Bleh

I hate quitting books before they’re finished.  I feel I owe that much to the author.  Which is the only reason I’m finishing Clive Barker’s Mister B. Gone.

This book is stupid.  At least it reads quickly.

Kinda Screwey

So right off the bat, “Mister B. Gone” makes me think it is kind of an antithesis to The Screwtape Letters.  Same vehicle, very different story and purpose.  A demon writing his memoirs.  I’m not sure this is going to be a great book, but what I’m hoping for is that it is at least fun.  I still love the first line and the repeated refrain to “burn this book,” because if you don’t all kinds of evil and horrible things will happen to you.  To me.  I kinda like the slighty weird, queasy feeling that gives me.  The feeling that, what if the book isn’t kidding.  But then I laugh to myself and keep going.  So far, that accomplishes some of the purposes of the horror genre, at least as I see them.

On to ‘Gone’

So, the title of this blog came to me because ever since I was a kid, I would get very excited when  neared the end of a novel.  I was thrilled that I was about to be able to pick the next novel.  I would even steal glances at the bookshelf (yes, steal – I live with a weird set of personal rules and routines) to see what was there that held my interest, even though I already knew in most cases.  Sometimes nothing there would hold my interest and then I’d have to go to the library or the bookstore.  Which never sucked.

I also always try to find the connection between the books I read.  Like what does this next book have in common with the previous one.  It’s a fun little game.  Sometimes it’s easy – they’re both science fiction or they’re both about or contain sailboats.  Sometimes it’s like that.  And sometimes it’s more elusive, elusive but always there.  Like they both contain a character that has a food allergy.  They can be pretty specious like that, but I always find one.  And the finding of them is fun, to me.

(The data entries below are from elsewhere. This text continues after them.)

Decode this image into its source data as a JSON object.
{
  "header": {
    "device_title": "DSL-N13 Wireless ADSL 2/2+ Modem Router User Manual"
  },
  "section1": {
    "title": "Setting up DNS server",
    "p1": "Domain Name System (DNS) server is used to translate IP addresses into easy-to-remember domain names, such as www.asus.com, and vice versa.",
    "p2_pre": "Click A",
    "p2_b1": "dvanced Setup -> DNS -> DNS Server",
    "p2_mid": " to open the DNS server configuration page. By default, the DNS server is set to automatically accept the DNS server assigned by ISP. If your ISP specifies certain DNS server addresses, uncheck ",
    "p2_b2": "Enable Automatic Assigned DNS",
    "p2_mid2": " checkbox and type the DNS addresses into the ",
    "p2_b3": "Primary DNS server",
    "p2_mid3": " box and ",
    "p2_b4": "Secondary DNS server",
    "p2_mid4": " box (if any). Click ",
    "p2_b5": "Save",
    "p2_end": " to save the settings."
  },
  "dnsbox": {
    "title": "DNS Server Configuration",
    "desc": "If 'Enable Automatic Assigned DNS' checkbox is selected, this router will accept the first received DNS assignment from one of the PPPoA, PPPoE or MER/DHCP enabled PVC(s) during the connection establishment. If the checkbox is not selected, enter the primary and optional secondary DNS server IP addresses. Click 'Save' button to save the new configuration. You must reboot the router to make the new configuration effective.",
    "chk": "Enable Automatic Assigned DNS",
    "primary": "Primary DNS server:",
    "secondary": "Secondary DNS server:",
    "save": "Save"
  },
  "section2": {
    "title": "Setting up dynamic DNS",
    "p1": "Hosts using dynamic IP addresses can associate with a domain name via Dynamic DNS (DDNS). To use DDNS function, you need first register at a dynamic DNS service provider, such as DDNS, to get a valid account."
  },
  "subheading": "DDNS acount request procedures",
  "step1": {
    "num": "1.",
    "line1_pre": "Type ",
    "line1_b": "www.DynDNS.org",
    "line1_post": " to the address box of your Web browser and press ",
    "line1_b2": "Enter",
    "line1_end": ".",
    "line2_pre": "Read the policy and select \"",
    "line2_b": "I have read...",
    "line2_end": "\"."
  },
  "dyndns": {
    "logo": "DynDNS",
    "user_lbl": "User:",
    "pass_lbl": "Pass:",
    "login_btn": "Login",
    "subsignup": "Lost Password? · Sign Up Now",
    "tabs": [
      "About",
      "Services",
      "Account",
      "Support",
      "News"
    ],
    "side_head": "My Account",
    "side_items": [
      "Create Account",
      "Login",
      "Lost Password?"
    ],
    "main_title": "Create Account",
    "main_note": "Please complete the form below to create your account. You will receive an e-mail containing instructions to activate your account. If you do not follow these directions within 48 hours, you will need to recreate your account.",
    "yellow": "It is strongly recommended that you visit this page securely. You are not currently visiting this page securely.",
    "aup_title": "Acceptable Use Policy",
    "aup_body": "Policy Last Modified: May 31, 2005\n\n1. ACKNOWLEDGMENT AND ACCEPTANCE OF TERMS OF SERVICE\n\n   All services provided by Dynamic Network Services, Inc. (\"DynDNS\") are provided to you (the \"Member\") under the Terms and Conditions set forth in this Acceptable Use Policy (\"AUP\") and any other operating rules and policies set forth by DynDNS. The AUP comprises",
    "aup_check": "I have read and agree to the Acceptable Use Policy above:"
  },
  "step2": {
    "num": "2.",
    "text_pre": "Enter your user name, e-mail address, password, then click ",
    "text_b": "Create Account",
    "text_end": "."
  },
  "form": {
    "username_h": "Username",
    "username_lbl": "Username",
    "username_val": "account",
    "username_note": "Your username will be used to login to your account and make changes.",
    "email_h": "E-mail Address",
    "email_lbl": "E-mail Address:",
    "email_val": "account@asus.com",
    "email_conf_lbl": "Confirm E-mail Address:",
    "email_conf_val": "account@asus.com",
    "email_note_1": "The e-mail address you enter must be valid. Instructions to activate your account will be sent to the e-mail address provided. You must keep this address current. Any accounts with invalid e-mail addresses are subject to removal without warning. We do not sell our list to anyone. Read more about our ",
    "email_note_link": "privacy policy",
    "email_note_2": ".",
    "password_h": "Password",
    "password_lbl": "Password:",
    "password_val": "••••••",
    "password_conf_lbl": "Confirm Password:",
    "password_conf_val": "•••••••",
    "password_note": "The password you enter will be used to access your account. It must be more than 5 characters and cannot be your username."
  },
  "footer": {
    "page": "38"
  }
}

I have no idea what’s going to connect “Remainder” to the next book I’ve got, but I look forward to trying.  I’ve never read a novel by this man, but I read a short story by him (very good) and saw a movie he directed and produced (very poor).  This book caught my attention by it’s first sentence and the sort of illicit nature of particulaly me reading it.  It also has a particular kind of paper that makes it look aged (like when we were kids and we had a project for school, we’d stain paper with hot tea and burn the edges to make it look ancient, but somehow the evenly spaced horizontal blue lines of notebook paper never allowed the illusion to be complete).  This is a gimmick.  But I liked it.  It worked for me (well, enough to let me check it out of the library instead of buying it).

The first sentence is: “Burn this book.”

And with that, I’m off to dive into Clive Barker’s “Mister B. Gone.”